Der Herbst – Liebeserklärung an eine Jahreszeit und eine Region

Das Grau und das fehlende Licht in diesen Tagen treiben mich um, ich muss diese Zeilen schreiben!

Wir sind in der letzten Dekade im November und die Jahreszeit des goldenen Lichtes ist schon ein paar Wochen vergangen. Viele Wochen war das Wetter sonnig, der Himmel blau und für diese Jahreszeit war es viel zu warm.
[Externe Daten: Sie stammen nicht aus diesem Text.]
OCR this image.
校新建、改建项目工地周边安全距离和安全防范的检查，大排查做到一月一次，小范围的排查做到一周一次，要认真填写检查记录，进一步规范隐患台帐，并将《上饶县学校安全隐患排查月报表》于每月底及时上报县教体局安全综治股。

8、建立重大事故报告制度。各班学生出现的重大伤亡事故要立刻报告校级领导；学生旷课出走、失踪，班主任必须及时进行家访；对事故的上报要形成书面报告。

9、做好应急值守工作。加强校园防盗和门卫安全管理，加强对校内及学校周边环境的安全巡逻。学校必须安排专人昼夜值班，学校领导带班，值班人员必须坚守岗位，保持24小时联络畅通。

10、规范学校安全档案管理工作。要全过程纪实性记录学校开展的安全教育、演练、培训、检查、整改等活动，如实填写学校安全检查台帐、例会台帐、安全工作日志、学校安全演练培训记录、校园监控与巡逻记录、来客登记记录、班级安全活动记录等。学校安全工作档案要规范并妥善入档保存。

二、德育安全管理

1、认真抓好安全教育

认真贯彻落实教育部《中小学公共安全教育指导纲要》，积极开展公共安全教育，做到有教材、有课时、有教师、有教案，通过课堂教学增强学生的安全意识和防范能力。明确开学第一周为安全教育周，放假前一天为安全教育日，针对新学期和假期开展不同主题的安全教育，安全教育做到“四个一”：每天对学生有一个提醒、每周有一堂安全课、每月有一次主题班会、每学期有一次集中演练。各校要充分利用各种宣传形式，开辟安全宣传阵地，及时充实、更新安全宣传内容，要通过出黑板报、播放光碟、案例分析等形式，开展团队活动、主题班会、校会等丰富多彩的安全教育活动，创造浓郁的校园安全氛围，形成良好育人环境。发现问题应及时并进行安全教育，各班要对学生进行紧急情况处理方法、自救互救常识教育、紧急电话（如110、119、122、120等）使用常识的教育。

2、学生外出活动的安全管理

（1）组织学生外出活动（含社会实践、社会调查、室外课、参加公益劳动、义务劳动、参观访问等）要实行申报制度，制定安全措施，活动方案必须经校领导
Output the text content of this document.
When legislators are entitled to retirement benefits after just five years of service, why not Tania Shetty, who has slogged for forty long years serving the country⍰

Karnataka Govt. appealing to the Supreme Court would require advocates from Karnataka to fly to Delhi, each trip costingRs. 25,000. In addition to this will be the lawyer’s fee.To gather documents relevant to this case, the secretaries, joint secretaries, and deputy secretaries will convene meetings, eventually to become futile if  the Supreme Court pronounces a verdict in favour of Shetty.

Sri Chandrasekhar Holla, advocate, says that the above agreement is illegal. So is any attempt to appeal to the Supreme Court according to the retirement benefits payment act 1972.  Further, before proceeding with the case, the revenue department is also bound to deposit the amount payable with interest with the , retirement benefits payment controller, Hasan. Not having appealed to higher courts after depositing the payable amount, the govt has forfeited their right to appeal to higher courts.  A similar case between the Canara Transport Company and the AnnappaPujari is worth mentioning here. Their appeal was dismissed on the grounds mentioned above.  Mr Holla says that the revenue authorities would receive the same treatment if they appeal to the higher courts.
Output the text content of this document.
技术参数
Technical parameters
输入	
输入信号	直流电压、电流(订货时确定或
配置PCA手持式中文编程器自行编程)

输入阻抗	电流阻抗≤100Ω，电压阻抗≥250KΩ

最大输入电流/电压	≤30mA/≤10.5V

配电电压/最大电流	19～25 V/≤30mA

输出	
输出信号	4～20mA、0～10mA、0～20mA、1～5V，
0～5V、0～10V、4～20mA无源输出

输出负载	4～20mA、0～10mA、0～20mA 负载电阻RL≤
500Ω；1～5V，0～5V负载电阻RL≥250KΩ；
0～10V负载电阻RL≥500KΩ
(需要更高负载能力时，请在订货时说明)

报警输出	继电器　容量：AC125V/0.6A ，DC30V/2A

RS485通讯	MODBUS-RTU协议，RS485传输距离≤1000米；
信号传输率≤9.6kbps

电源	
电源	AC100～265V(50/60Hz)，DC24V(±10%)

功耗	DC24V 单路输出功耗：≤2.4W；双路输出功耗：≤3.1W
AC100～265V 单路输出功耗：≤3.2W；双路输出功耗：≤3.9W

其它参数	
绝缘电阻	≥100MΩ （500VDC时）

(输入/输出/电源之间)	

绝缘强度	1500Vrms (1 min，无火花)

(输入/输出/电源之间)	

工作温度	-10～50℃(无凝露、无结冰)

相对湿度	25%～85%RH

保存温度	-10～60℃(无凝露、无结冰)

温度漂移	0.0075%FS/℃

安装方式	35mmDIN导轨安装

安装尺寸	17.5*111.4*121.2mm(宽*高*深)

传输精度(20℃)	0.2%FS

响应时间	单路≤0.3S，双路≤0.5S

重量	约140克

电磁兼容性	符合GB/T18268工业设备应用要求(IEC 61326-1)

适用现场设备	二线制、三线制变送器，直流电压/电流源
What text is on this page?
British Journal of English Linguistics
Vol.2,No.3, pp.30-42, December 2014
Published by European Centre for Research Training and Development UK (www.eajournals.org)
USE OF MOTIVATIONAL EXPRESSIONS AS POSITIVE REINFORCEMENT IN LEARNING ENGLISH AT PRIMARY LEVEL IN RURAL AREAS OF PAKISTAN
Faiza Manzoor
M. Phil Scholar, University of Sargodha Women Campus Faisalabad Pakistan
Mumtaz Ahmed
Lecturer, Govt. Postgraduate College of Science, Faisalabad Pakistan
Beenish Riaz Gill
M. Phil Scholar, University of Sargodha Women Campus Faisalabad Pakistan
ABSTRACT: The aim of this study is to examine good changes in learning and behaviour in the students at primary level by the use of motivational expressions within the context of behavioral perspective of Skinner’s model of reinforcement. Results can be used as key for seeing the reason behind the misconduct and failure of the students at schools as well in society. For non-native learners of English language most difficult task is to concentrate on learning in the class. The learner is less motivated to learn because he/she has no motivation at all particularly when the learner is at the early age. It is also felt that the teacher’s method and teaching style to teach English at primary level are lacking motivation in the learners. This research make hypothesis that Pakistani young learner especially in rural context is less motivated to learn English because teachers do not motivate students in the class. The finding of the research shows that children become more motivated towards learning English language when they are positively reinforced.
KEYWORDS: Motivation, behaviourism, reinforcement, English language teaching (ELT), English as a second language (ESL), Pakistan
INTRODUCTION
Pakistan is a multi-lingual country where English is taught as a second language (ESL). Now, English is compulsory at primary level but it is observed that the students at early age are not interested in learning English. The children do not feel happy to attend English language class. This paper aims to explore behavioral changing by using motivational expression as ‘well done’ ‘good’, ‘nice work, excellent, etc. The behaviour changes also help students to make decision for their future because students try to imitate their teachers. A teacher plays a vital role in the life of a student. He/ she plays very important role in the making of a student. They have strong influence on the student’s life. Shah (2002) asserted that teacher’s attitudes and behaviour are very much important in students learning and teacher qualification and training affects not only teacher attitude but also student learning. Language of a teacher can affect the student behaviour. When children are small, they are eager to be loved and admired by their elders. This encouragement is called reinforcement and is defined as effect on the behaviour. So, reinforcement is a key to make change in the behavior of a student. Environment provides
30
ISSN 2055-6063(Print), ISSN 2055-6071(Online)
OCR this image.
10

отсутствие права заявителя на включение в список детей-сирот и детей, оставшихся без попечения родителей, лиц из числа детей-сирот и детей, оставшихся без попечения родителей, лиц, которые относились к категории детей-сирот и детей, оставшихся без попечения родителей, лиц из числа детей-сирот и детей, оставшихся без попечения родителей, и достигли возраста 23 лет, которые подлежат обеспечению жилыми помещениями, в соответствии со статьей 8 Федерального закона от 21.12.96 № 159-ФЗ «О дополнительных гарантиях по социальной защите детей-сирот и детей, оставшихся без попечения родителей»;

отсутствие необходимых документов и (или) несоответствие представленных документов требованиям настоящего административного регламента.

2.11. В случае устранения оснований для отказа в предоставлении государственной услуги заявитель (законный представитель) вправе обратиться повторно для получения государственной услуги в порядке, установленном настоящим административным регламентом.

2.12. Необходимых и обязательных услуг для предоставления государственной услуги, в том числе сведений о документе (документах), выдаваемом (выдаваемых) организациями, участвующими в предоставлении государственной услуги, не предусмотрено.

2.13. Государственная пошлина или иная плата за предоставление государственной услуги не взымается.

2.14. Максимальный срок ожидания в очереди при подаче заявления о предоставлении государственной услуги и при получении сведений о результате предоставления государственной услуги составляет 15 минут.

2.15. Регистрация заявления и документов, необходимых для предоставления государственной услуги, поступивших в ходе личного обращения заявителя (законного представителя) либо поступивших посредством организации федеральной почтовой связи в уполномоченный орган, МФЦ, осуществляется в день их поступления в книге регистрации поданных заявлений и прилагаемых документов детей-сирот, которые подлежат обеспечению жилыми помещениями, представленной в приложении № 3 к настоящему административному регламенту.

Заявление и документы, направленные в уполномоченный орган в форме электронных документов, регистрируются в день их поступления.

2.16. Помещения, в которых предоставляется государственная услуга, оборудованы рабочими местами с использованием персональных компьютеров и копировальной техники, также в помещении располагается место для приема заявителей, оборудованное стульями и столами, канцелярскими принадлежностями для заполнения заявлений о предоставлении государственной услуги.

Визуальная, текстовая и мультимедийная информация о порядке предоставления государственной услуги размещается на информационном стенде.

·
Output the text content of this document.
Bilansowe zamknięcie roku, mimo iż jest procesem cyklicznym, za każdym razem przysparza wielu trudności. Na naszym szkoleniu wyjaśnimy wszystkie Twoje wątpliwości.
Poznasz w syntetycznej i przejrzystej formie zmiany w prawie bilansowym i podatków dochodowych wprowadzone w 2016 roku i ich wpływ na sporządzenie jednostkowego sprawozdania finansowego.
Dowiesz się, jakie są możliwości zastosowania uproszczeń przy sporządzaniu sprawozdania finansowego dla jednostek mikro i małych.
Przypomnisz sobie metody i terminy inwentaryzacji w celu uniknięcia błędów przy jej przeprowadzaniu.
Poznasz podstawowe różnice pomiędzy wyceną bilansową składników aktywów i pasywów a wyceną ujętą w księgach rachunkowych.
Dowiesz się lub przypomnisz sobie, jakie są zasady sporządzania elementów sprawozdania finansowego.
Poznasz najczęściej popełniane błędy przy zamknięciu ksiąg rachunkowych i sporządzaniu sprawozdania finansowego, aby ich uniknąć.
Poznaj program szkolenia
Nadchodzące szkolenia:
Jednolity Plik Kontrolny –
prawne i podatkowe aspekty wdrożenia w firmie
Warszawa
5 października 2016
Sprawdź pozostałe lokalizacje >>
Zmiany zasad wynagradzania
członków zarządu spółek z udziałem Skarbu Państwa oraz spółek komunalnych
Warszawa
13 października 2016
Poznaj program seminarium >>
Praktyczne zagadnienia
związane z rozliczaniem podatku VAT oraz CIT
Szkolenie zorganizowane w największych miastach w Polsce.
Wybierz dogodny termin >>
Noch vor ein paar Wochen sprengten die Farbtöne in der Landschaft die Vorstellungskraft und meine Erinnerung an den Herbst letzten Jahres.


Ganz unterschiedlich waren die Abstufungen der Gelbtöne. Die Bäume gelb, Kastanien und Buchen strahlen mit ihrem Leuchten um die Wette nach dem Motto, wer ist noch glänzender, als der mit Blattgold belegte Buddha in Lhasa, der Stadt im Land der großen Berge der Götter. 

Viele der Landstraßen werden von Ahorn, Buchen, Walnüssen, Schlehen, Birken, Eichen, Kirschen, Kastanien und Ebereschen umrahmt. Von Blutrot bis Senfgelb, von Rost bis strohgolden fällt ein Blatt nach dem anderen nun langsam herab.




Ich wanderte dieser Tage durch den Wald bei Schloss Arnsberg im Altmühltal, überfordert und euphorisiert durch die sich ständig abwechselnden Gelbtöne. Hoch über dem Tal auf der Burg sah ich Farbabstufungen und Strukturen im Gehölz, die eine sonst nicht sichtbare Dreidimensionalität in die Hügel zaubern, Farbtupfer die, wie mit einem großen Pinsel von Geisterhand geführt über die Wälder getupft wurden.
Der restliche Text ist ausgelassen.